During my years working the gang detail in Los Angeles County, I met countless young men and women caught up in the world of gangs. Over time, a single theme emerged—one that cut across backgrounds, neighborhoods, and stories. Nearly every gang member I encountered suffered from the same affliction: a profound lack of dad.
“Lack of dad” took many forms. Some kids never knew their fathers because their mothers weren’t sure who the father was. Others had dads locked away for crimes, serving long sentences. Some fathers were physically present but emotionally absent—lost to addiction, or too consumed by work and language barriers to play any real role in their children’s lives. The reasons varied, but the result was always the same: fathers were missing, and their children drifted, rudderless.

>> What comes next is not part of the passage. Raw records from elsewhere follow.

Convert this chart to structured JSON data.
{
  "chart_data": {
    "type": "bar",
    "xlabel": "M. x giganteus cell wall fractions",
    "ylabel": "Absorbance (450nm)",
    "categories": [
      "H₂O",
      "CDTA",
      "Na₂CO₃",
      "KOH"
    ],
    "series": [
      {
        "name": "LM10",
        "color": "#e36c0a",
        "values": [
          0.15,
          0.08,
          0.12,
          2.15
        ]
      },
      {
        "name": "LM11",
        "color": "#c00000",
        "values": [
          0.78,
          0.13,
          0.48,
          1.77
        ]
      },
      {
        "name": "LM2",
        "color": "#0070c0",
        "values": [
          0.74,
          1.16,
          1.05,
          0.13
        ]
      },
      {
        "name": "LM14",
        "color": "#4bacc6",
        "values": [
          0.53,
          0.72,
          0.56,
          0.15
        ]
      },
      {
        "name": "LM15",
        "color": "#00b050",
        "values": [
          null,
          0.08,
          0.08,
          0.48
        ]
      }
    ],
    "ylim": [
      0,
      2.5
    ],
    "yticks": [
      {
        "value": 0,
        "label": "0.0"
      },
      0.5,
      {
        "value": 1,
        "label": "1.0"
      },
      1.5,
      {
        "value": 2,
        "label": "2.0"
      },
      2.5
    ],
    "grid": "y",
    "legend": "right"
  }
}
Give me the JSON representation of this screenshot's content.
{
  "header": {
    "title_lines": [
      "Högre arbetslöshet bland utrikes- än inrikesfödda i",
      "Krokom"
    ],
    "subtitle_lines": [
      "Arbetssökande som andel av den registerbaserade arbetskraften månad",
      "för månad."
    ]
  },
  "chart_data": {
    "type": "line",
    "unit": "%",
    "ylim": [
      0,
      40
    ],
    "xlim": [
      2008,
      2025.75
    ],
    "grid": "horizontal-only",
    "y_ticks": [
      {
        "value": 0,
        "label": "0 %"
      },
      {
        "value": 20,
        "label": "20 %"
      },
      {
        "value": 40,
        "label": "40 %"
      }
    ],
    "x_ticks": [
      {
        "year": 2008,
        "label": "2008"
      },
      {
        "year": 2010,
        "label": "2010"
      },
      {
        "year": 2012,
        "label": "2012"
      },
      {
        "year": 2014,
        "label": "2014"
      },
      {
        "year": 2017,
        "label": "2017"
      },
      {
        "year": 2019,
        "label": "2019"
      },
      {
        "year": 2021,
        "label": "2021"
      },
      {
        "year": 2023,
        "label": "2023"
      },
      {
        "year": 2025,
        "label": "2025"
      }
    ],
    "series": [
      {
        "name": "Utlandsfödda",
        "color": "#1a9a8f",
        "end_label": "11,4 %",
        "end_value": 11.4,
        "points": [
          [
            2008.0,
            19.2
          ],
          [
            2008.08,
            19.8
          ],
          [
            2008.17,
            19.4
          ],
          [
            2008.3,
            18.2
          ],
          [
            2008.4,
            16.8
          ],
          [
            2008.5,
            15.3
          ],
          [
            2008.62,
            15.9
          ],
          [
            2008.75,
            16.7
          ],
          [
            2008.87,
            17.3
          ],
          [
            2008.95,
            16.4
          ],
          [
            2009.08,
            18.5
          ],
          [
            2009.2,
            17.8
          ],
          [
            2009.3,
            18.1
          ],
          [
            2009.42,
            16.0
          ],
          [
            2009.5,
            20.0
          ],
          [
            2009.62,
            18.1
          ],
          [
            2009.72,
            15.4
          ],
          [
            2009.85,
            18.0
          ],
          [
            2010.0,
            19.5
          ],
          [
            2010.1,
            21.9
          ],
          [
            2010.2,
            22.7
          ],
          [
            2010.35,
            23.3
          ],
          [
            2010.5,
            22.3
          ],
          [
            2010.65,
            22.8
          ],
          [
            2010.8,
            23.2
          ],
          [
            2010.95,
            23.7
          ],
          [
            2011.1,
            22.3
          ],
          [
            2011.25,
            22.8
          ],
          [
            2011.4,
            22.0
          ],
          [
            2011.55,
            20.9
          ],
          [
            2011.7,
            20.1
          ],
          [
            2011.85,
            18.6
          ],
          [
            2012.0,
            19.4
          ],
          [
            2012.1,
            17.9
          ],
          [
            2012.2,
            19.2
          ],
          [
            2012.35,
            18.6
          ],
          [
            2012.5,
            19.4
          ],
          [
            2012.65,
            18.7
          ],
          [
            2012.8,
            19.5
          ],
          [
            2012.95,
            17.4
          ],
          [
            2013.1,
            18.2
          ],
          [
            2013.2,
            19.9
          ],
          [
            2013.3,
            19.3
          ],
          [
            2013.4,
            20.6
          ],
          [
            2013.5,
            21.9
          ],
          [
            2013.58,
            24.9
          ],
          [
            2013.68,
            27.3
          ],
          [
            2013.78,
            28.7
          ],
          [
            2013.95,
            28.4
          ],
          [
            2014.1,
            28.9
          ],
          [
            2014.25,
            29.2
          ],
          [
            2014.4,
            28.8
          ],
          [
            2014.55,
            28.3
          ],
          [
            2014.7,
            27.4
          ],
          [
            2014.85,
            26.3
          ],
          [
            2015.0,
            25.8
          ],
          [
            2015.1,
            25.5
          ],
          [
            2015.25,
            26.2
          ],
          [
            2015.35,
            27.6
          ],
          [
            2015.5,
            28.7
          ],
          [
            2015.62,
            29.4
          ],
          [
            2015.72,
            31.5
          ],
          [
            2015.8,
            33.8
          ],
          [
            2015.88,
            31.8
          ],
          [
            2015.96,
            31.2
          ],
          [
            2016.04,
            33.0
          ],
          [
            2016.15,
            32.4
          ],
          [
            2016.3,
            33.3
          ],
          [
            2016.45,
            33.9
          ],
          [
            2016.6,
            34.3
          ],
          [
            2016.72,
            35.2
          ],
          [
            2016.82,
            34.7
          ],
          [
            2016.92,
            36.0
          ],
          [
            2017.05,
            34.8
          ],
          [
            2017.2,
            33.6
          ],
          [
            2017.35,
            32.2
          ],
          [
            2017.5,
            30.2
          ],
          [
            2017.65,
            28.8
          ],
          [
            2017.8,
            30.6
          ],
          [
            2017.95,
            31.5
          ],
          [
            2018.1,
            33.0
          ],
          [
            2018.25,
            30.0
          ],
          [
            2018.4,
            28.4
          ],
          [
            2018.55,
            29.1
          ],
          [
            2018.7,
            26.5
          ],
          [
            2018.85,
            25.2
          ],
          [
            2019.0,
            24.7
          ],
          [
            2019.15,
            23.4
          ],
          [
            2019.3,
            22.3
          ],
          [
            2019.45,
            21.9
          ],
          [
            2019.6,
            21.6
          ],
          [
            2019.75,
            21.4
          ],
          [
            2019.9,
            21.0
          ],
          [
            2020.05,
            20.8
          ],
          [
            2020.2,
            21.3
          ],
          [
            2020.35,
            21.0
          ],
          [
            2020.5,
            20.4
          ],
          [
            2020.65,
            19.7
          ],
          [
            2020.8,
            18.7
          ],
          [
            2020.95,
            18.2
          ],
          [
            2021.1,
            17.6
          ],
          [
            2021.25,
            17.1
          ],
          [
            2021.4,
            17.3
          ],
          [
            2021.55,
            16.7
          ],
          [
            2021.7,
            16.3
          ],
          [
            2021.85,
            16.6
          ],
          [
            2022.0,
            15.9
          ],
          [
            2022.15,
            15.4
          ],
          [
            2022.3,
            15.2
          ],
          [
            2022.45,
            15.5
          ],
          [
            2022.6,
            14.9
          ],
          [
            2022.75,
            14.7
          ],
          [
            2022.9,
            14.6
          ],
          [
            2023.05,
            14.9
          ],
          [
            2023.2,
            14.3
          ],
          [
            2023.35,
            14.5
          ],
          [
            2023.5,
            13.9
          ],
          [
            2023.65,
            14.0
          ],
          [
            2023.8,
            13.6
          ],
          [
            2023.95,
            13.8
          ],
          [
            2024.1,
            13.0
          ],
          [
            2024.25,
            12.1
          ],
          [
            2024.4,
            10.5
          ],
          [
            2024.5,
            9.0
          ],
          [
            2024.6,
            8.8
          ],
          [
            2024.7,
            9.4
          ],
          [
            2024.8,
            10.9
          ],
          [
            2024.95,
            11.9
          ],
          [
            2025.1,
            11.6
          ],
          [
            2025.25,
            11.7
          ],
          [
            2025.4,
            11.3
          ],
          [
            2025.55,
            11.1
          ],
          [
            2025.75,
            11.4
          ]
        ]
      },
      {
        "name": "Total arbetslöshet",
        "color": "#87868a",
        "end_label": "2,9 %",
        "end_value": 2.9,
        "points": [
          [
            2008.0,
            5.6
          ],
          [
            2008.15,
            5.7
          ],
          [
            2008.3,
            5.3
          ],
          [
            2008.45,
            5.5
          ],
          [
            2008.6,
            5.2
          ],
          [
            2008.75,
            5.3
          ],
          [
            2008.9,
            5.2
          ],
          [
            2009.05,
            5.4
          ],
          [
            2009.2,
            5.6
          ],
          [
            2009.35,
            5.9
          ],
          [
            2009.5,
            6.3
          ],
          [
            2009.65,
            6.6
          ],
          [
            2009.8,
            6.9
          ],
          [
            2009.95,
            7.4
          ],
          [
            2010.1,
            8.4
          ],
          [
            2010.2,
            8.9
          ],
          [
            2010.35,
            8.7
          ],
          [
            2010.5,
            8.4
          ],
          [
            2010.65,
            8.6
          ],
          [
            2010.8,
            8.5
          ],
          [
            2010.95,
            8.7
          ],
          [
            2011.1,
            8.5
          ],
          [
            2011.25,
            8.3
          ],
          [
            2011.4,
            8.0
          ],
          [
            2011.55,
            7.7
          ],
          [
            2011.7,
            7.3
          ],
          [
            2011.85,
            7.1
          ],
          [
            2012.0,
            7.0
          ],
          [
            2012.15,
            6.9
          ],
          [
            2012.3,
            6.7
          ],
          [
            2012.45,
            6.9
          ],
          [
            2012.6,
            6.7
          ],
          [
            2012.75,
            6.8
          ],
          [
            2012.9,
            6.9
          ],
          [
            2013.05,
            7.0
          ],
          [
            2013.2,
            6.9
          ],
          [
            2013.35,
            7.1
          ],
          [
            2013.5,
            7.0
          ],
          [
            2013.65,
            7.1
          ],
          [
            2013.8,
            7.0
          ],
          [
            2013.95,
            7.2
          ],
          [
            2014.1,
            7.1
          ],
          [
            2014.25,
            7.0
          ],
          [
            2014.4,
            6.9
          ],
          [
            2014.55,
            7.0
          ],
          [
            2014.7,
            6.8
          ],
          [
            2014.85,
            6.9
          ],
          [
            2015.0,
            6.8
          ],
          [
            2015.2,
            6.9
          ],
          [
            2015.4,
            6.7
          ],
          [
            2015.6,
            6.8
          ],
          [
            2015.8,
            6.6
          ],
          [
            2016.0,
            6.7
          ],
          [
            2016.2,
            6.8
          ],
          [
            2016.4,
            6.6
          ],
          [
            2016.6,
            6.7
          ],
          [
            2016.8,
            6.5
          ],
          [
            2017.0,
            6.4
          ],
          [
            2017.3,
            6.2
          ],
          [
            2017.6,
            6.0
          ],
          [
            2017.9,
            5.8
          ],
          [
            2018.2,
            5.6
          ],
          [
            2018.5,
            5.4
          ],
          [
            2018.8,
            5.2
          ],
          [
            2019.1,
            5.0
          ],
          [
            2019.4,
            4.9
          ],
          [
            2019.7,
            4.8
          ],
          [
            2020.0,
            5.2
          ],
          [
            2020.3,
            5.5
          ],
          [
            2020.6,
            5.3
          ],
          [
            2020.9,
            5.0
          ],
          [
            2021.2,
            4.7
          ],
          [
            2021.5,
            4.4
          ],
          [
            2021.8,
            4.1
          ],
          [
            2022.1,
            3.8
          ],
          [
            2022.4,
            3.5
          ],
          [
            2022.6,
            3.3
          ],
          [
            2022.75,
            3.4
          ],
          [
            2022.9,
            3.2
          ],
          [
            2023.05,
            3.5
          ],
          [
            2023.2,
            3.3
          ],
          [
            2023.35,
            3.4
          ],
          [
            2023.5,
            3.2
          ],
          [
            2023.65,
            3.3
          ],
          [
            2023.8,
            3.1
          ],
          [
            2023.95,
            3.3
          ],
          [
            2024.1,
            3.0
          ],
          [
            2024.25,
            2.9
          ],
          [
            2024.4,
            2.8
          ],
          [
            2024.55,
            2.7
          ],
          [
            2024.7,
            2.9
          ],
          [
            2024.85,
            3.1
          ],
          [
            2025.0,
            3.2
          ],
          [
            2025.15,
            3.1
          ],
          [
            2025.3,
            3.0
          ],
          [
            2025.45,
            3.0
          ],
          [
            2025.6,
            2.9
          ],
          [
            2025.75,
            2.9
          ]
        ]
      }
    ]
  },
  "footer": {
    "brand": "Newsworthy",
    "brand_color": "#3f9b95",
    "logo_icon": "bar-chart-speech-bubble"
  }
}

This problem isn’t unique to Los Angeles, nor is it new. In America, we now hold the dubious distinction of having the world’s highest rate of children living in single-parent households. According to the U.S. Census Bureau, 18.4 million children—one in four—grow up without a biological, step, or adoptive father at home. Of the roughly 11 million single-parent homes, nearly 80 percent are headed by single mothers. Half of these mothers have never married; the rest are divorced, separated, or widowed.
Americans recognize the scope of this crisis. When asked, most cite fatherlessness as the most pressing problem facing our country. This “lack of dad” has been growing for generations. Years ago, a President addressed a church in Chicago and put it plainly: “Of all the rocks upon which we build our lives, family is the most important. And we are called to recognize and honor how critical every father is to that foundation… But if we are honest with ourselves, we’ll admit that too many fathers also are missing—missing from too many lives and too many homes. They have abandoned their responsibilities, acting like boys instead of men. And the foundations of our families are weaker because of it”.
Today, men are less interested in children than ever before. Studies show a growing number of childless men simply don’t want kids—and wouldn’t mind never having them. Many gang members I met had fathers who seemed uninterested in parenting, even after they’d brought children into the world.